Isias katliamı davası başladı…
“Katliam” ifadesini özellikle kullanıyorum; sözlük anlamı “tek seferde ya da çok kısa sürede birden fazla kişinin öldürülmesi” demek!
Adıyaman’da hayatını kaybeden 72 kişi, deprem nedeniyle ölmedi. Bile isteye, hırs için, daha çok kazanmak için, kendi cebinden başka değeri olmayan bir anlayış tarafından katledildi.
Bu sadece bir gazeteci ya da sıradan bir vatandaş olarak benim duygu veya yorumum değil, bütün bilir kişi raporlarının ortaya koyduğu bilgilerin en yalın özeti.
Adıyaman’ın deprem sonrası canlı görüntüsü!
Deprem yaşayan bir kentte 50-100 metre mesafede başka binalar sapasağlam ayaktayken, tek can kaybı yaşanmazken, herhangi bir bina un ufak oluyor, kumdan kale gibi saniyeler içinde yıkılıyorsa bunun adı katliamdan başka bir şey olamaz!
Bu yılın ilk günlerinde Japonya’da büyük bir deprem yaşandı.
Şiddeti 7,4!
Ölü sayısı son bilgilere göre 62!
Adıyaman’da yaşanan depremin şiddeti, 5,3!
Ölü sayısı 3 bin 105!
Sadece bilir kişi raporları değil, doğanın kendisi de çıplak gerçekleri hatırlatıyor bize.
Türkiye’nin %95’i deprem kuşağında. %44’ü birinci derece deprem kuşağında.
Ve Türkiye tarihinde deprem neticesinde çok ağır acılar yaşayan bir ülke. Çoğu da cezalandırılmayan bir açgözlülüğün neticesi.
Eğer geçmiş acılar üzerinden hukuk sistemi çalıştırılabilse ve suça eşdeğer bir ceza verilebilseydi, bugün belki bu kadar büyük bir acıyla baş etmeye çalışıyor olmazdık.
Ama geç değil!
Isias davası Türkiye’nin gelecek acılarını da engelleyebilecek emsal değerinde bir karar yaratabilir.
Ya da depremin değil, adaletsizliğin kader olduğu bir coğrafya yaratılmasına bir çentik daha atılır.
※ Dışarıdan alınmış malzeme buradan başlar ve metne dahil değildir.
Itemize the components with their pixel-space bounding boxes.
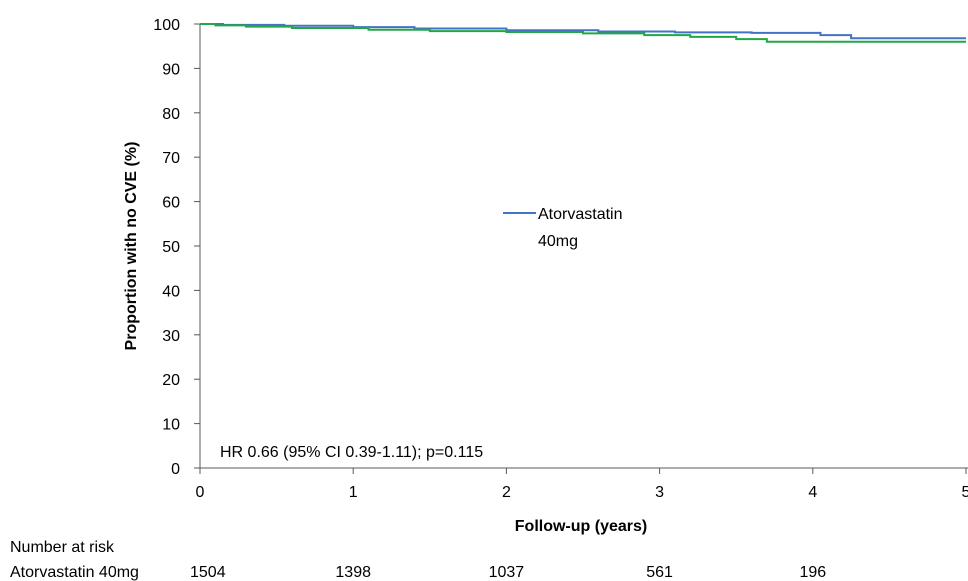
y-tick-label: 80: [162, 106, 180, 123]
x-axis-ticks: 0 1 2 3 4 5: [196, 468, 968, 501]
y-tick-label: 0: [171, 461, 180, 478]
risk-value: 1037: [489, 564, 525, 581]
y-tick-label: 10: [162, 417, 180, 434]
risk-value: 196: [799, 564, 826, 581]
y-axis-title: Proportion with no CVE (%): [123, 142, 140, 351]
x-axis-title: Follow-up (years): [515, 518, 647, 535]
risk-value: 1504: [190, 564, 226, 581]
y-tick-label: 50: [162, 239, 180, 256]
y-tick-label: 20: [162, 372, 180, 389]
risk-value: 561: [646, 564, 673, 581]
y-tick-label: 30: [162, 328, 180, 345]
risk-row-label: Atorvastatin 40mg: [10, 564, 139, 581]
series-line-2: [200, 23, 966, 43]
y-tick-label: 100: [153, 17, 180, 34]
series-line-1: [200, 23, 966, 40]
legend-label-line-2: 40mg: [538, 233, 578, 250]
legend: Atorvastatin 40mg: [503, 206, 622, 250]
y-tick-label: 90: [162, 61, 180, 78]
x-tick-label: 0: [196, 484, 205, 501]
risk-table-title: Number at risk: [10, 539, 115, 556]
x-tick-label: 3: [655, 484, 664, 501]
x-tick-label: 5: [962, 484, 968, 501]
y-tick-label: 60: [162, 195, 180, 212]
risk-table: Number at risk Atorvastatin 40mg 1504 139…: [10, 539, 826, 581]
legend-label-line-1: Atorvastatin: [538, 206, 622, 223]
y-tick-label: 40: [162, 283, 180, 300]
y-tick-label: 70: [162, 150, 180, 167]
hazard-ratio-annotation: HR 0.66 (95% CI 0.39-1.11); p=0.115: [220, 444, 483, 461]
plot-area: 0 10 20 30 40 50 60 70 80 90 100 0 1 2 3 4 5: [153, 17, 968, 501]
y-axis-ticks: 0 10 20 30 40 50 60 70 80 90 100: [153, 17, 200, 478]
x-tick-label: 2: [502, 484, 511, 501]
risk-row-values: 1504 1398 1037 561 196: [190, 564, 826, 581]
x-tick-label: 1: [349, 484, 358, 501]
risk-value: 1398: [335, 564, 371, 581]
x-tick-label: 4: [808, 484, 817, 501]
series-layer: [200, 23, 966, 43]
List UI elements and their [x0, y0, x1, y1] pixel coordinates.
Sanıklar fiziki olarak mahkemeye getirilmediler. Çocuklarını kaybeden ailelerin gözlerinin içine bakmadılar.
Soruları cevaplarken, sesleri titremedi, gözleri dolmadı.
En küçük bir pişmanlık göstermediler.
Zaten baş sanık pozisyonunda olan İsias Otel’in sahibi Ahmet Bozkurt açıklıkla pişman olmadığını söyledi, tamamen hatasız ve kusursuz olduğunu defalarca vurguladı.
Oysa ben pişmanlık duyuyorum.
Ben kendimi sorumlu hissediyorum.
Bu ülkeyi daha yaşanır bir hale getiremediğim, bu çocukların dünyanın başka ülkelerinde de spor yapabilecekleri bir düzen yaratamadığım için sorumluluk duyuyorum.
Belki bunun için yeterince çabalayamadığım için…
Ama Ahmet Bey, pişman değilmiş.
Sanık olarak ifade veren hiç kimse kendini sorumlu hissetmiyormuş.
Eşi ve iki kızını kaybeden ve mahkemede tanık olarak dinlenen ailelerden Ozan Dağlı’nın ifadesi, aslında her şeyi çok iyi özetliyor;
“Ömür boyu hapiste kalsalar bile, bizden daha iyi yaşayacaklar!”